A CNI defende uma solução matemática simples para solucionar a questão. Uma hora noturna trabalhada passaria a ter efetivamente 60 minutos e sobre ela incidiria um adicional de 37,14%, aplicável sobre a jornada entre 22h e 6h do dia seguinte, o que configuraria, assim, uma jornada de oito horas. A mudança, que pode ser feita por projeto de lei ou revisão da Súmula 60 e da OJ (Orientação Jurisprudencial) 388 do TST, resultaria na simplificação do cálculo das horas, em turnos noturnos sem perda de remuneração, no aumento de produtividade e na redução das ações trabalhistas.
NEGOCIAÇÃO ETERNIZADA – A CNI defende a negociação coletiva como o mecanismo mais rápido e adequado para que empresas e trabalhadores, por meio dos seus sindicatos, regulem diretamente as relações de trabalho conforme suas realidades e necessidades. O parágrafo 3º do artigo 614 da CLT determina o prazo máximo de dois anos para a vigência dos acordos coletivos. A Súmula 277 do TST, editada este ano, determinou, porém, que as normas coletivas passam a integrar o contrato de trabalho e só podem ser modificadas por nova negociação coletiva. Esse engessamento significa, segundo a CNI, que os acordos coletivos passam a ter vigência indefinida (ultratividade). As cláusulas, na prática, são eternizadas, pois só podem ser mudadas por nova negociação.
A ultratividade, diz a CNI, desestimula a negociação coletiva. “Gera manutenção imprevista de custos decorrentes de condições criadas por normas coletivas negociadas em contexto de prazo determinado, podendo causar grandes dificuldades, pois nem sempre existem condições econômicas para manutenção de benefícios contratados em caráter provisório”, identifica o documento 101 Propostas. A CNI sugere, por projeto de lei que altere o parágrafo 3º do artigo 614 da CLT ou por revisão da Súmula 277, o fim da ultratividade, a não inclusão das cláusulas do acordo no contrato de trabalho e a duplicação, para quatro anos, do prazo máximo de validade dos acordos coletivos.
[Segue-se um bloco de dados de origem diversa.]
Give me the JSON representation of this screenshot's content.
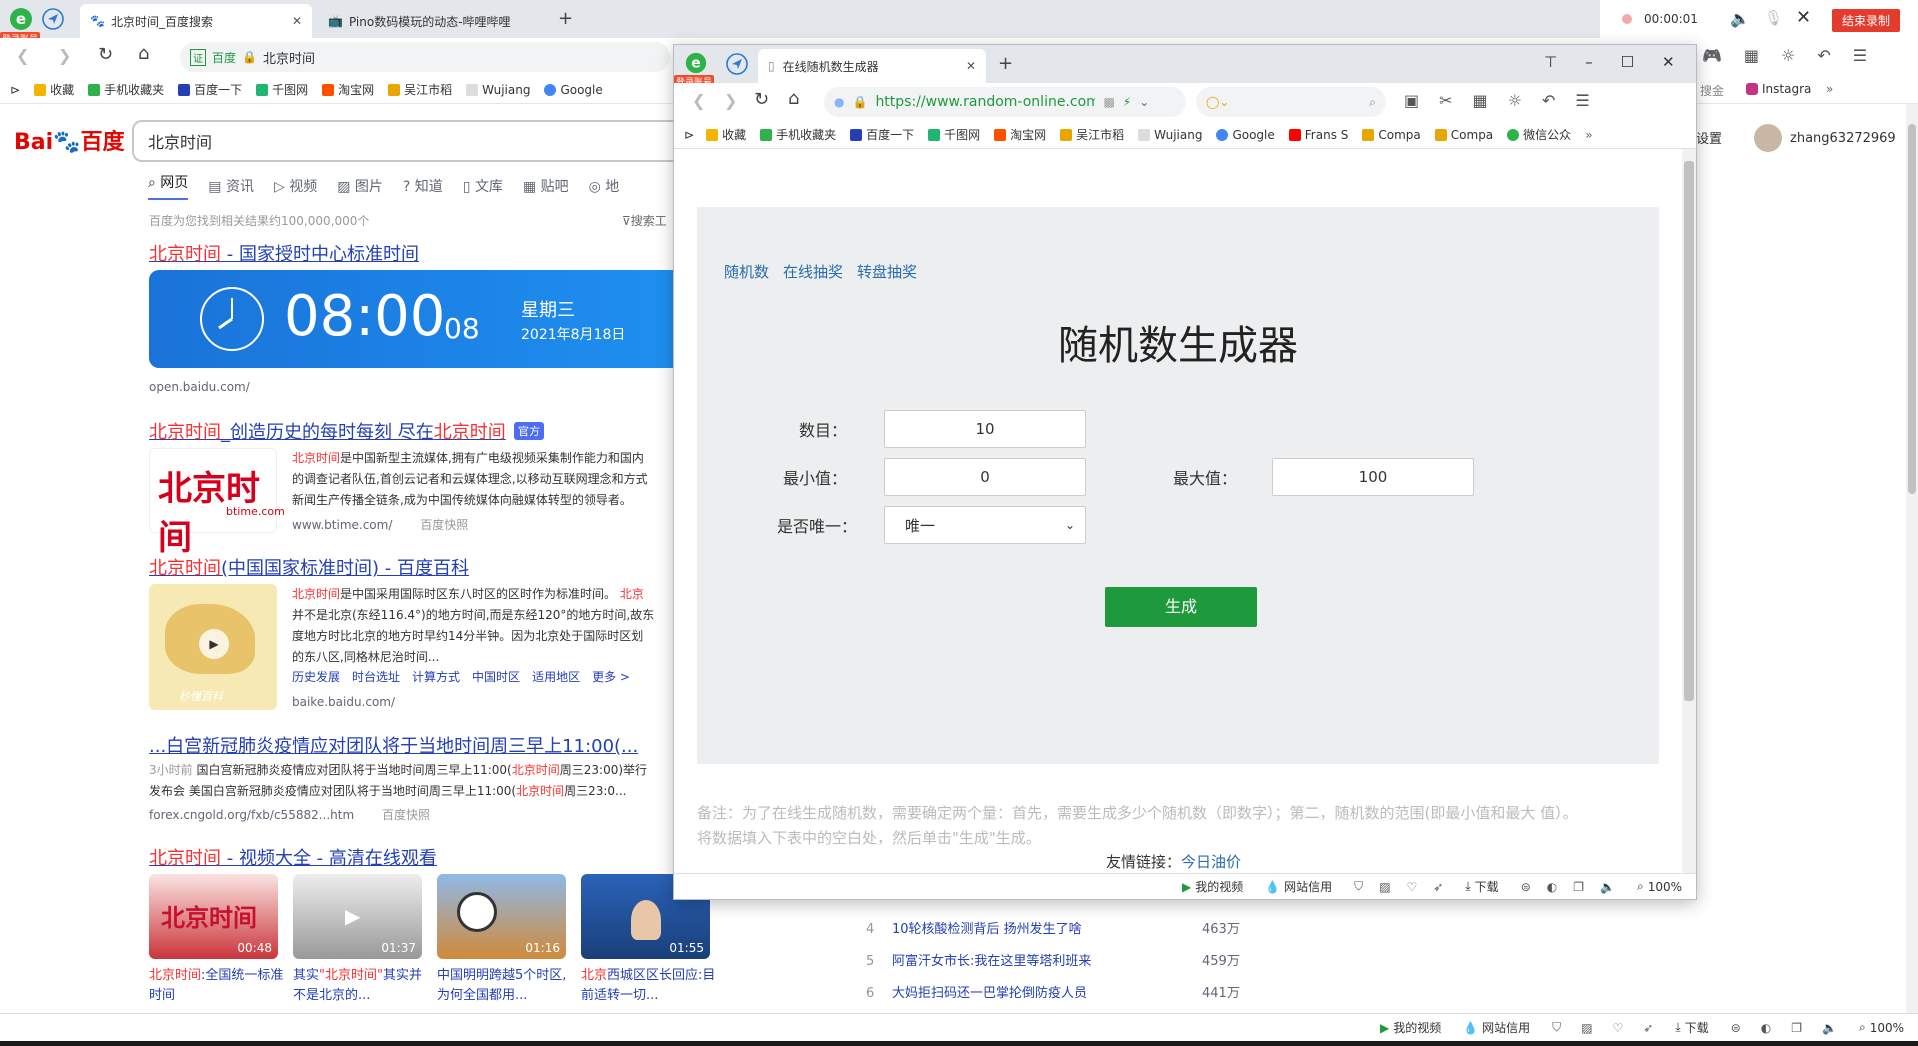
{
  "outer_browser": {
    "login_badge": "登录账号",
    "tabs": [
      {
        "title": "北京时间_百度搜索",
        "active": true
      },
      {
        "title": "Pino数码模玩的动态-哔哩哔哩",
        "active": false
      }
    ],
    "recording_time": "00:00:01",
    "end_record_label": "结束录制",
    "address_site": "百度",
    "address_text": "北京时间",
    "bookmarks": [
      "收藏",
      "手机收藏夹",
      "百度一下",
      "千图网",
      "淘宝网",
      "吴江市稻",
      "Wujiang",
      "Google"
    ],
    "right_partial_bookmarks": [
      "搜金",
      "Instagra"
    ]
  },
  "baidu": {
    "logo_text": "Bai",
    "logo_text2": "百度",
    "search_value": "北京时间",
    "nav_tabs": [
      "网页",
      "资讯",
      "视频",
      "图片",
      "知道",
      "文库",
      "贴吧",
      "地"
    ],
    "result_count": "百度为您找到相关结果约100,000,000个",
    "search_tools": "搜索工",
    "settings": "设置",
    "username": "zhang63272969",
    "r1": {
      "title_hl": "北京时间",
      "title_rest": " - 国家授时中心标准时间",
      "clock_time": "08:00",
      "clock_sec": "08",
      "weekday": "星期三",
      "date": "2021年8月18日",
      "url": "open.baidu.com/"
    },
    "r2": {
      "title_a": "北京时间",
      "title_b": "_创造历史的每时每刻 尽在",
      "title_c": "北京时间",
      "badge": "官方",
      "logo_cn": "北京时间",
      "logo_en": "btime.com",
      "line1_hl": "北京时间",
      "line1_rest": "是中国新型主流媒体,拥有广电级视频采集制作能力和国内",
      "line2": "的调查记者队伍,首创云记者和云媒体理念,以移动互联网理念和方式",
      "line3": "新闻生产传播全链条,成为中国传统媒体向融媒体转型的领导者。",
      "url": "www.btime.com/",
      "snapshot": "百度快照"
    },
    "r3": {
      "title_hl": "北京时间",
      "title_rest": "(中国国家标准时间) - 百度百科",
      "line1_hl": "北京时间",
      "line1_rest": "是中国采用国际时区东八时区的区时作为标准时间。",
      "line1_tail": "北京",
      "line2": "并不是北京(东经116.4°)的地方时间,而是东经120°的地方时间,故东",
      "line3": "度地方时比北京的地方时早约14分半钟。因为北京处于国际时区划",
      "line4": "的东八区,同格林尼治时间...",
      "links": [
        "历史发展",
        "时台选址",
        "计算方式",
        "中国时区",
        "适用地区",
        "更多 >"
      ],
      "url": "baike.baidu.com/",
      "thumb_label": "秒懂百科"
    },
    "r4": {
      "title": "...白宫新冠肺炎疫情应对团队将于当地时间周三早上11:00(...",
      "line1_pre": "3小时前",
      "line1_body": "国白宫新冠肺炎疫情应对团队将于当地时间周三早上11:00(",
      "line1_hl": "北京时间",
      "line1_tail": "周三23:00)举行",
      "line2_pre": "发布会 美国白宫新冠肺炎疫情应对团队将于当地时间周三早上11:00(",
      "line2_hl": "北京时间",
      "line2_tail": "周三23:0...",
      "url": "forex.cngold.org/fxb/c55882...htm",
      "snapshot": "百度快照"
    },
    "r5": {
      "title_hl": "北京时间",
      "title_rest": " - 视频大全 - 高清在线观看",
      "videos": [
        {
          "duration": "00:48",
          "caption_hl": "北京时间",
          "caption": ":全国统一标准时间",
          "thumb_text": "北京时间"
        },
        {
          "duration": "01:37",
          "caption_pre": "其实",
          "caption_hl": "\"北京时间\"",
          "caption": "其实并不是北京的..."
        },
        {
          "duration": "01:16",
          "caption": "中国明明跨越5个时区,为何全国都用..."
        },
        {
          "duration": "01:55",
          "caption_hl": "北京",
          "caption": "西城区区长回应:目前适转一切..."
        }
      ]
    },
    "hot_list": [
      {
        "rank": "4",
        "title": "10轮核酸检测背后 扬州发生了啥",
        "heat": "463万"
      },
      {
        "rank": "5",
        "title": "阿富汗女市长:我在这里等塔利班来",
        "heat": "459万"
      },
      {
        "rank": "6",
        "title": "大妈拒扫码还一巴掌抡倒防疫人员",
        "heat": "441万"
      }
    ]
  },
  "random_window": {
    "login_badge": "登录账号",
    "tab_title": "在线随机数生成器",
    "url": "https://www.random-online.com",
    "bookmarks": [
      "收藏",
      "手机收藏夹",
      "百度一下",
      "千图网",
      "淘宝网",
      "吴江市稻",
      "Wujiang",
      "Google",
      "Frans S",
      "Compa",
      "Compa",
      "微信公众"
    ],
    "page": {
      "nav": [
        "随机数",
        "在线抽奖",
        "转盘抽奖"
      ],
      "title": "随机数生成器",
      "count_label": "数目：",
      "count_value": "10",
      "min_label": "最小值：",
      "min_value": "0",
      "max_label": "最大值：",
      "max_value": "100",
      "unique_label": "是否唯一：",
      "unique_value": "唯一",
      "generate_label": "生成",
      "note_line1": "备注：为了在线生成随机数，需要确定两个量：首先，需要生成多少个随机数（即数字）；第二，随机数的范围(即最小值和最大 值）。",
      "note_line2": "将数据填入下表中的空白处，然后单击\"生成\"生成。",
      "friend_links_label": "友情链接：",
      "friend_link": "今日油价"
    },
    "status": {
      "my_video": "我的视频",
      "site_credit": "网站信用",
      "download": "下载",
      "zoom": "100%"
    }
  },
  "bottom_status": {
    "my_video": "我的视频",
    "site_credit": "网站信用",
    "download": "下载",
    "zoom": "100%"
  },
  "colors": {
    "baidu_blue": "#2440b3",
    "baidu_red": "#f73131",
    "generate_green": "#1e9a3c",
    "link_blue": "#2b6dad",
    "clock_blue": "#1a73d9"
  }
}
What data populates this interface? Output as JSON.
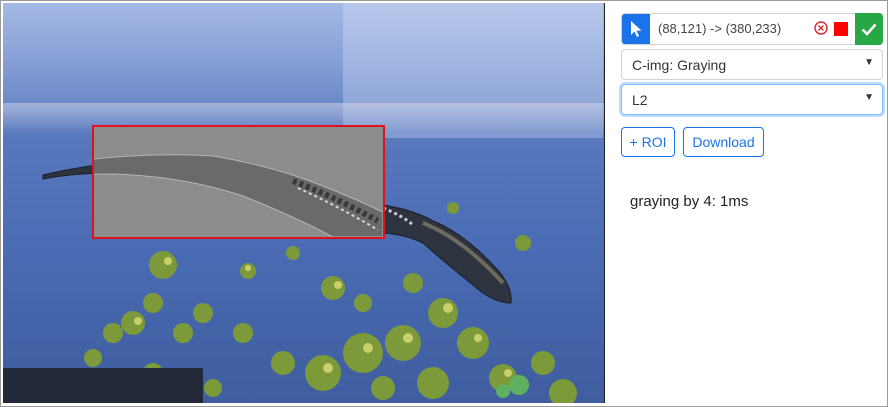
{
  "roi": {
    "coordinates_text": "(88,121) -> (380,233)",
    "color": "#ff0000"
  },
  "controls": {
    "pointer_tool": "cursor-icon",
    "confirm": "check-icon",
    "clear": "clear-icon",
    "filter_select": {
      "value": "C-img: Graying"
    },
    "level_select": {
      "value": "L2"
    },
    "add_roi_label": "+ ROI",
    "download_label": "Download"
  },
  "status": {
    "message": "graying by 4: 1ms"
  },
  "colors": {
    "accent": "#1a73e8",
    "confirm": "#28a745",
    "roi_border": "#e0111b"
  }
}
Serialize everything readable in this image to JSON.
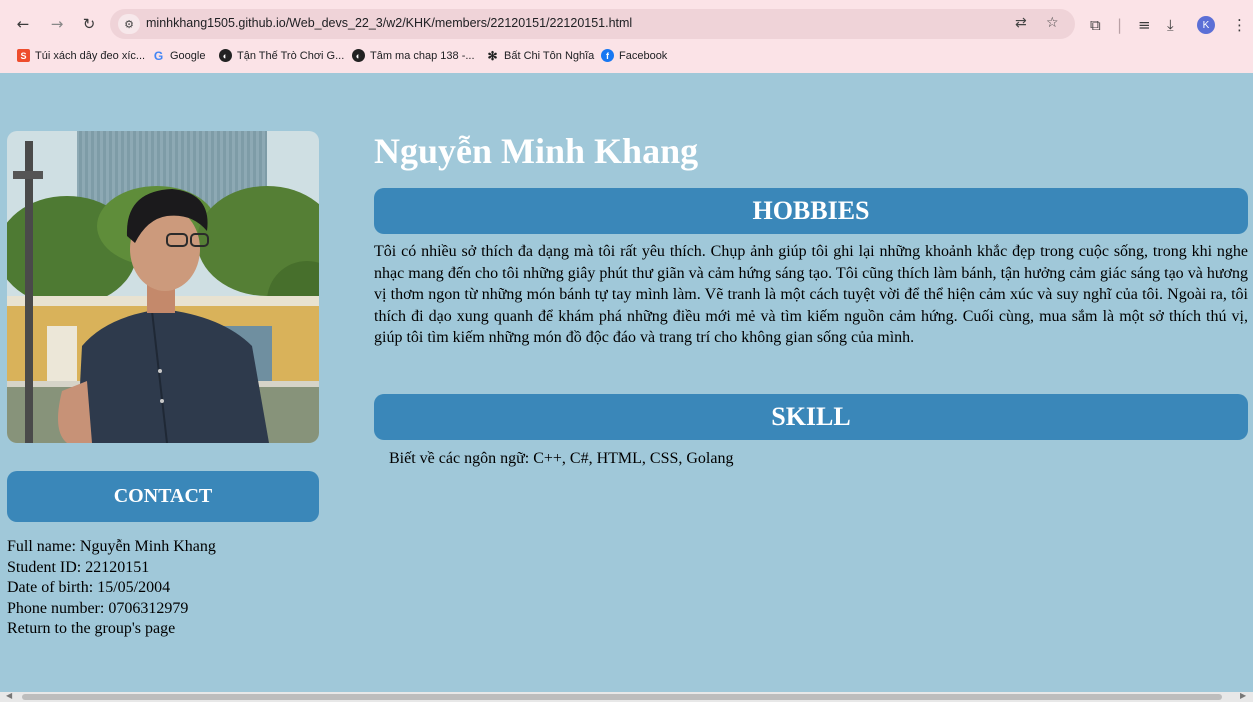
{
  "browser": {
    "url": "minhkhang1505.github.io/Web_devs_22_3/w2/KHK/members/22120151/22120151.html",
    "profile_initial": "K",
    "bookmarks": [
      {
        "label": "Túi xách dây đeo xíc...",
        "icon": "shopee-icon",
        "color": "#ee4d2d"
      },
      {
        "label": "Google",
        "icon": "google-icon",
        "color": "#4285f4"
      },
      {
        "label": "Tận Thế Trò Chơi G...",
        "icon": "globe-icon",
        "color": "#222222"
      },
      {
        "label": "Tâm ma chap 138 -...",
        "icon": "globe-icon",
        "color": "#222222"
      },
      {
        "label": "Bất Chi Tôn Nghĩa",
        "icon": "openai-icon",
        "color": "#222222"
      },
      {
        "label": "Facebook",
        "icon": "facebook-icon",
        "color": "#1877f2"
      }
    ]
  },
  "page": {
    "name": "Nguyễn Minh Khang",
    "hobbies_title": "HOBBIES",
    "hobbies_text": "Tôi có nhiều sở thích đa dạng mà tôi rất yêu thích. Chụp ảnh giúp tôi ghi lại những khoảnh khắc đẹp trong cuộc sống, trong khi nghe nhạc mang đến cho tôi những giây phút thư giãn và cảm hứng sáng tạo. Tôi cũng thích làm bánh, tận hưởng cảm giác sáng tạo và hương vị thơm ngon từ những món bánh tự tay mình làm. Vẽ tranh là một cách tuyệt vời để thể hiện cảm xúc và suy nghĩ của tôi. Ngoài ra, tôi thích đi dạo xung quanh để khám phá những điều mới mẻ và tìm kiếm nguồn cảm hứng. Cuối cùng, mua sắm là một sở thích thú vị, giúp tôi tìm kiếm những món đồ độc đáo và trang trí cho không gian sống của mình.",
    "skill_title": "SKILL",
    "skill_text": "Biết về các ngôn ngữ: C++, C#, HTML, CSS, Golang",
    "contact_title": "CONTACT",
    "contact": {
      "full_name": "Full name: Nguyễn Minh Khang",
      "student_id": "Student ID: 22120151",
      "dob": "Date of birth: 15/05/2004",
      "phone": "Phone number: 0706312979",
      "return_link": "Return to the group's page"
    }
  },
  "colors": {
    "page_bg": "#a0c8d9",
    "header_bg": "#3a87b9",
    "chrome_bg": "#fbe3e7"
  }
}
CARTEIRA ELETRÔNICA – A 101ª sugestão do documento da CNI para modernizar a legislação trabalhista é a criação da carteira de trabalho eletrônica. Assinala a entidade que desde 2010 as informações pessoais do trabalhador são digitalizadas no INSS, mas a carteira de trabalho (CTPS) continua em meio físico, com espaços para anotações manuscritas, muitas vezes não preenchidos e que se perdem ao longo do tempo, com prejuízos ao trabalhador. O preenchimento a mão possibilita também fraudes nas informações. “O registro dos eventos relevantes na CTPS gera uma burocracia desnecessária e atrasa procedimentos”, atesta a CNI.
A entidade recomenda criar uma CTPS eletrônica acessível, com senhas de acesso diferenciadas para trabalhadores, empresas e governo. “A CTPS conteria informações de interesse do trabalhador, como os contratos de trabalho durante toda a vida funcional, os afastamentos previdenciários, os períodos de férias e dados sobre os valores pagos ou recolhidos à Previdência Social”, sugere a CNI. Para a criação da carteira de trabalho eletrônica seriam necessários, propõe a entidade, um projeto de lei e a criação de um sistema informatizado de registro.